Мне кажется, во-первых, что категория авангардности, о которой много говорилось, перестала быть актуальной. Авангарда слишком много. Авангард теперь лишён какого бы то ни было давления. Неофициальные журналы, например, издаются в колоссальных количествах повсеместно. Всякий, у кого есть деньги, может заниматься их изданием. Всё свободнее, чем было в моей юности.

Эстетически нынешняя поэзия – лишь повторение или продолжение возможностей творчества, открытых поэтами 80-х.

Настоящий поэтический авангард приходится на середину 80-х и связан с так называемым третьим поколением. Тогда авангардность поэта означала не только эстетическое противодействие, но и то, что его в любой момент могли вызвать на допрос власти.

Ду Фу[9] когда-то написал, что славе, пребывающей в веках, часто соответствует неприкаянность сразу после смерти. В конце концов не мы, люди мира, определяем, кто из ушедших останется в истории. Для меня сегодня активизм, авангардность начисто лишены положительного смысла, но не несут и отрицательного. Просто я больше не считаю их за благодетель.

在自己的手后面

стихо(т)ворье: А есть ли громкие имена среди поэтов младшего поколения? Тех, кто родился в 80-е?

Юй Цзянь: Разумеется, среди них много выдающихся авторов. Однако мне сложно назвать конкретные имена, потому что я никогда не обращал внимания на возраст поэтов. Ведь у поэзии нет возраста. А я придаю значение только поэзии.

В Китае поэзия всегда заслуживает внимания. Она так давно, так долго, так глубоко влияла на эту страну. Даже после такого стихийного бедствия для литературы и поэзии, каким стала «культурная революция», после демонтажа старого и «переезда в новый дом» столь колоссального масштаба, поэты вновь сумели создать новую поэтическую традицию. На мой взгляд, это уникальный случай в истории мировой культуры.

Только у китайский поэтов есть бэкграунд «культрева». Он предполагает ужасную травму и одновременно – уникальное языковое наследие.

Мне кажется, это наследие уготовано поэтам. Если бы не «культрев», я бы не написал ни одного сборника стихов.

Когда в 1975 году я написал первое своё стихотворение верлибром, я и вообразить не мог, что появятся поэты сегодняшнего дня. Я не надеялся, что стихотворение будет опубликовано. Это была тайная подпольная акция. Я помню, как мы с друзьями выцарапывали эти стихи, за которые можно было сесть, на вощёной бумаге и читали их при свете маломощной лампочки. Потом мы прятали их, как еретики.

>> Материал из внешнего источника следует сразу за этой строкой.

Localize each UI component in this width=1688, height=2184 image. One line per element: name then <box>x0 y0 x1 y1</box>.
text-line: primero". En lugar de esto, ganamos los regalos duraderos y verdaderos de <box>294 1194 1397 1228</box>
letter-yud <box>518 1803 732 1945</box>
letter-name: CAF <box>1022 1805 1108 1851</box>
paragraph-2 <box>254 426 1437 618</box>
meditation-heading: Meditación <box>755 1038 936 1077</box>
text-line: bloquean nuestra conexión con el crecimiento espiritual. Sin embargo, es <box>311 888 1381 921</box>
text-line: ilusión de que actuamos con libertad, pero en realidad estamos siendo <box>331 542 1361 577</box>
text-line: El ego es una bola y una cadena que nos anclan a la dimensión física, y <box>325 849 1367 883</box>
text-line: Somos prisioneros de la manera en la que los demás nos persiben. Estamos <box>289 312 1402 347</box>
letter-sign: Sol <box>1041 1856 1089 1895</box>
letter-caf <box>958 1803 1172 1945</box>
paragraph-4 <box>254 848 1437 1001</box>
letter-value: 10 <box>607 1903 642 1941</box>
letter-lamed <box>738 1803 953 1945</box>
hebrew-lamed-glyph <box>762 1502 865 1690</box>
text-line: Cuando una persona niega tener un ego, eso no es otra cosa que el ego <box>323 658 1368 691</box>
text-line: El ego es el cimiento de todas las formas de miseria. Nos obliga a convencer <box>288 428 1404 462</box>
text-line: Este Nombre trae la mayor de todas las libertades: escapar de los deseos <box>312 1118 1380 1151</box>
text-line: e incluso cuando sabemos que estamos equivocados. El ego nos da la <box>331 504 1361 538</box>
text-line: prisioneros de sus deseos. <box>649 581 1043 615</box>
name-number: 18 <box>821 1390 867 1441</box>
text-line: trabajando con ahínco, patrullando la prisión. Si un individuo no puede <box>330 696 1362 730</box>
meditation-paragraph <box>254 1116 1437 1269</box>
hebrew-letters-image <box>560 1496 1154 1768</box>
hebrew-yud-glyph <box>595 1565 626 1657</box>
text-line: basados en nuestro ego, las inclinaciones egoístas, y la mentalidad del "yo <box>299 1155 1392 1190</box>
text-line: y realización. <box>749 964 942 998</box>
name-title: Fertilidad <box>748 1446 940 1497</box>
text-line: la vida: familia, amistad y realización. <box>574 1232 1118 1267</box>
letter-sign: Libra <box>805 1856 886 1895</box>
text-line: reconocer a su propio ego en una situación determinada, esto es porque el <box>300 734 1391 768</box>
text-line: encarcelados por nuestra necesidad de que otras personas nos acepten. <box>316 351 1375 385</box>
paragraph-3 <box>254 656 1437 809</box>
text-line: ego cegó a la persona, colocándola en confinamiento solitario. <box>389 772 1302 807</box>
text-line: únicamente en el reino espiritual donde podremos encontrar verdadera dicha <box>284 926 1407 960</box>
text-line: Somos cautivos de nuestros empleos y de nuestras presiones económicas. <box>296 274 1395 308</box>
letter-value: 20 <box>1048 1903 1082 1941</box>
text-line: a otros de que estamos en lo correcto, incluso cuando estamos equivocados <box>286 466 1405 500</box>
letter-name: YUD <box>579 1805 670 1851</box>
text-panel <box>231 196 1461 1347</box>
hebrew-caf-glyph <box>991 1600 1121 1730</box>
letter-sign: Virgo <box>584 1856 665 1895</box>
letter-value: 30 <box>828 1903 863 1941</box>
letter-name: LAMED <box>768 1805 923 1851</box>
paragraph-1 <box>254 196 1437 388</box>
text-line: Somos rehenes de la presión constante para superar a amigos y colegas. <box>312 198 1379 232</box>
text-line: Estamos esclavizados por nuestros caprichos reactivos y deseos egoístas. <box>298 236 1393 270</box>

стихо(т)ворье: А как Вы относитесь к крайне популярному интернет-творчеству?

Юй Цзянь: У меня есть блог, который я веду уже почти десять лет. В нём опубликовано множество моих стихов. Немало и читателей. Честно говоря, мне он очень нравится. В нём я сам себе редактор, и я могу напрямую обращаться к читателям.

Интернет подарил читателям возможность выйти из-под контроля изданий. До этого ограниченные издания навязывали своей аудитории чтение одобренных ими произведений. Сейчас эта диктатура всё больше сходит на нет, директивные издания могут рассчитывать на всё меньшую аудиторию.

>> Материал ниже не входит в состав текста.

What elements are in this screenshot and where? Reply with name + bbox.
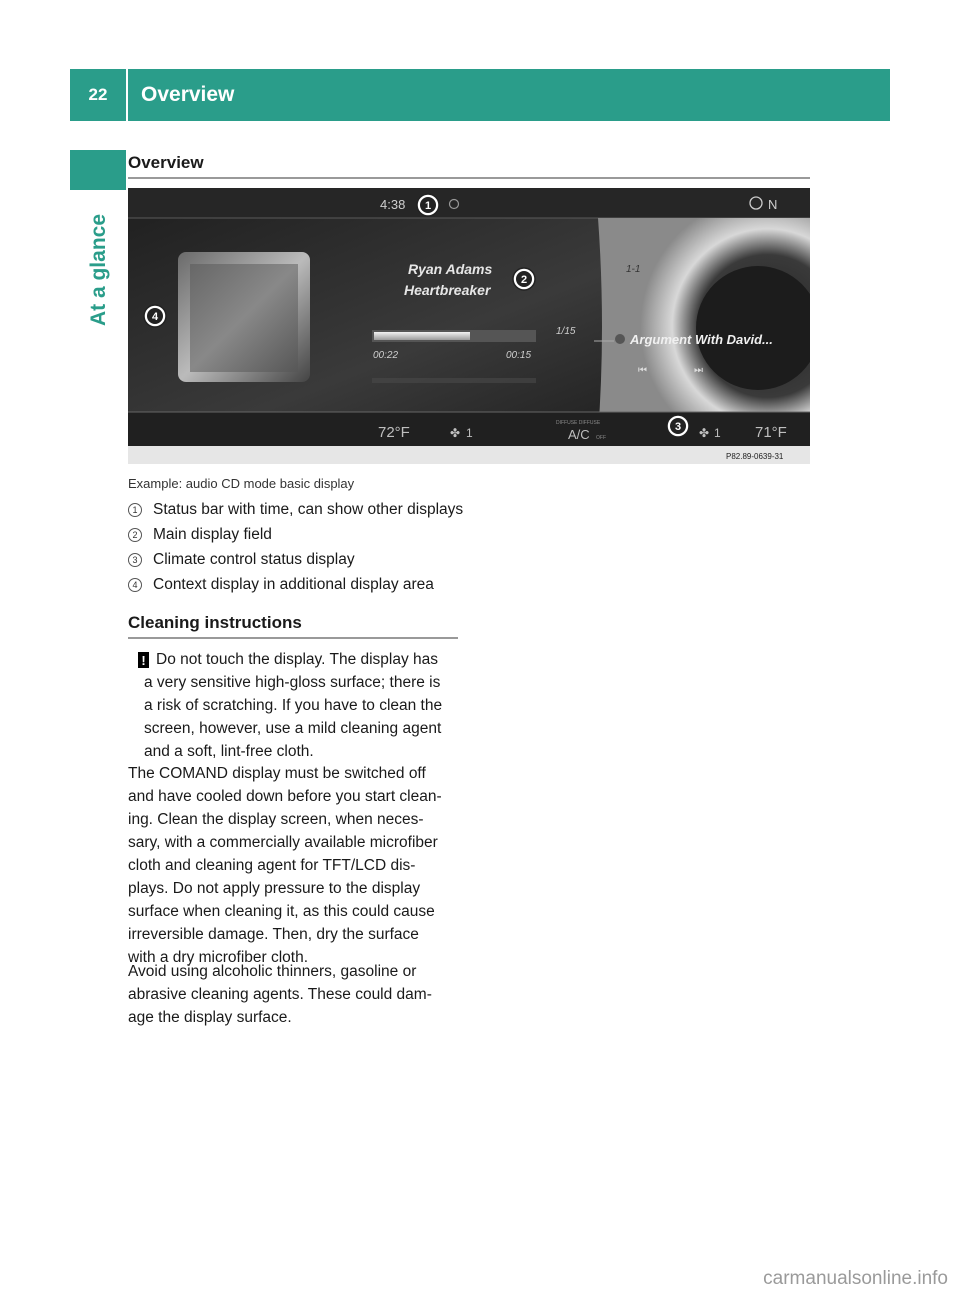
next-track-icon: ⏭ [694, 365, 703, 376]
fan-right-icon: ✤ [699, 426, 710, 440]
callout-4-label: 4 [151, 311, 159, 323]
legend-item [128, 547, 463, 572]
cleaning-title: Cleaning instructions [128, 613, 302, 632]
callout-3-label: 3 [674, 421, 682, 433]
time-elapsed: 00:22 [373, 350, 399, 361]
paragraph-avoid [128, 960, 432, 1029]
side-tab-label: At a glance [87, 213, 110, 327]
callout-2 [513, 268, 535, 290]
album-name: Heartbreaker [404, 282, 491, 298]
legend-text: Status bar with time, can show other displays [153, 500, 464, 518]
ac-off: OFF [596, 435, 606, 441]
paragraph-line: irreversible damage. Then, dry the surface [128, 926, 419, 943]
paragraph-display-off [128, 762, 442, 969]
paragraph-line: Avoid using alcoholic thinners, gasoline or [128, 963, 417, 980]
callout-4 [144, 305, 166, 327]
paragraph-line: The COMAND display must be switched off [128, 765, 426, 782]
warning-line: screen, however, use a mild cleaning agent [144, 720, 442, 737]
legend-number: 3 [128, 553, 142, 567]
paragraph-line: surface when cleaning it, as this could cause [128, 903, 435, 920]
section-title: Overview [128, 153, 204, 172]
warning-icon: ! [138, 652, 149, 668]
figure-footer [128, 446, 810, 464]
section-rule [128, 177, 810, 179]
paragraph-line: plays. Do not apply pressure to the display [128, 880, 421, 897]
header-divider [126, 69, 128, 121]
warning-line: Do not touch the display. The display has [156, 651, 439, 668]
page-title: Overview [141, 83, 235, 106]
legend-item [128, 522, 463, 547]
callout-2-label: 2 [520, 274, 528, 286]
legend-text: Context display in additional display area [153, 575, 434, 593]
warning-line: and a soft, lint-free cloth. [144, 743, 314, 760]
paragraph-line: cloth and cleaning agent for TFT/LCD dis- [128, 857, 416, 874]
legend-item [128, 572, 463, 597]
track-count: 1/15 [556, 326, 576, 337]
ac-label: A/C [568, 427, 590, 442]
artist-name: Ryan Adams [408, 261, 493, 277]
fan-right: 1 [714, 426, 721, 440]
warning-line: a very sensitive high-gloss surface; there is [144, 674, 441, 691]
callout-1 [417, 194, 439, 216]
side-marker [70, 150, 126, 190]
figure-caption: Example: audio CD mode basic display [128, 476, 355, 491]
paragraph-line: abrasive cleaning agents. These could dam- [128, 986, 432, 1003]
legend-text: Climate control status display [153, 550, 355, 568]
status-right: N [768, 197, 778, 212]
paragraph-line: ing. Clean the display screen, when neces- [128, 811, 424, 828]
legend-number: 1 [128, 503, 142, 517]
paragraph-line: sary, with a commercially available microfiber [128, 834, 438, 851]
paragraph-line: with a dry microfiber cloth. [128, 949, 309, 966]
paragraph-line: and have cooled down before you start clean- [128, 788, 442, 805]
temp-right: 71°F [755, 424, 787, 441]
side-tab [84, 200, 114, 340]
paragraph-line: age the display surface. [128, 1009, 292, 1026]
current-track: Argument With David... [630, 332, 773, 347]
display-figure [128, 188, 810, 464]
page-number: 22 [88, 85, 108, 104]
legend-text: Main display field [153, 525, 272, 543]
legend-number: 2 [128, 528, 142, 542]
image-code: P82.89-0639-31 [726, 452, 784, 461]
temp-left: 72°F [378, 424, 410, 441]
callout-3 [667, 415, 689, 437]
warning-line: a risk of scratching. If you have to clean the [144, 697, 443, 714]
album-cover-art [190, 264, 298, 372]
progress-fill [374, 332, 470, 340]
legend-list [128, 497, 463, 597]
watermark: carmanualsonline.info [763, 1268, 948, 1289]
track-bullet [615, 334, 625, 344]
cleaning-rule [128, 637, 458, 639]
status-bar [128, 188, 810, 218]
disc-track: 1-1 [626, 264, 641, 275]
previous-track-icon: ⏮ [638, 365, 647, 376]
fan-left: 1 [466, 426, 473, 440]
diffuse-labels: DIFFUSE DIFFUSE [556, 420, 601, 426]
warning-note [128, 648, 460, 763]
callout-1-label: 1 [424, 200, 432, 212]
time-remaining: 00:15 [506, 350, 532, 361]
legend-item [128, 497, 463, 522]
fan-left-icon: ✤ [450, 426, 461, 440]
status-time: 4:38 [380, 197, 406, 212]
legend-number: 4 [128, 578, 142, 592]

В блоге у автора нет способа заставить читателя перейти по ссылке. Если тот не хочет читать, автору остаётся только наслаждаться собственным одиночеством.

Обычно я вывешиваю только законченные вещи. На мой взгляд, писать напрямую в сети чревато потерей качества. Правка невозможна, количество знаков ограничено, да и скорость интернет-общения оказывает своё давление. Я не верю в такое творчество.

Иногда я пощу в микроблоге коротенькие, наскоро сработанные эссе.

Конечно, интернет помогает прославиться. Если каждый день тратишь на это много времени, то как бы гарантируешь себе, что твоё имя не затеряется в потоке. Некоторые поэты каждый день публикуют по стихотворению, и действительно создают себе репутацию, но зачем вообще всё пишется? Для меня слава не может быть целью творчества. Творчество само по себе является неоспоримым доказательством всего. Этот промысел обогащает меня, он сам есть радость, энергетика, динамика. Творчество нуждается в абсолютной свободе, в нём нет ограничений времени, смысла, слов, субъекта… Это освобождение собственного «я», и если поэт неспособен освободить себя самого, то как он сумеет проделать это с читателем?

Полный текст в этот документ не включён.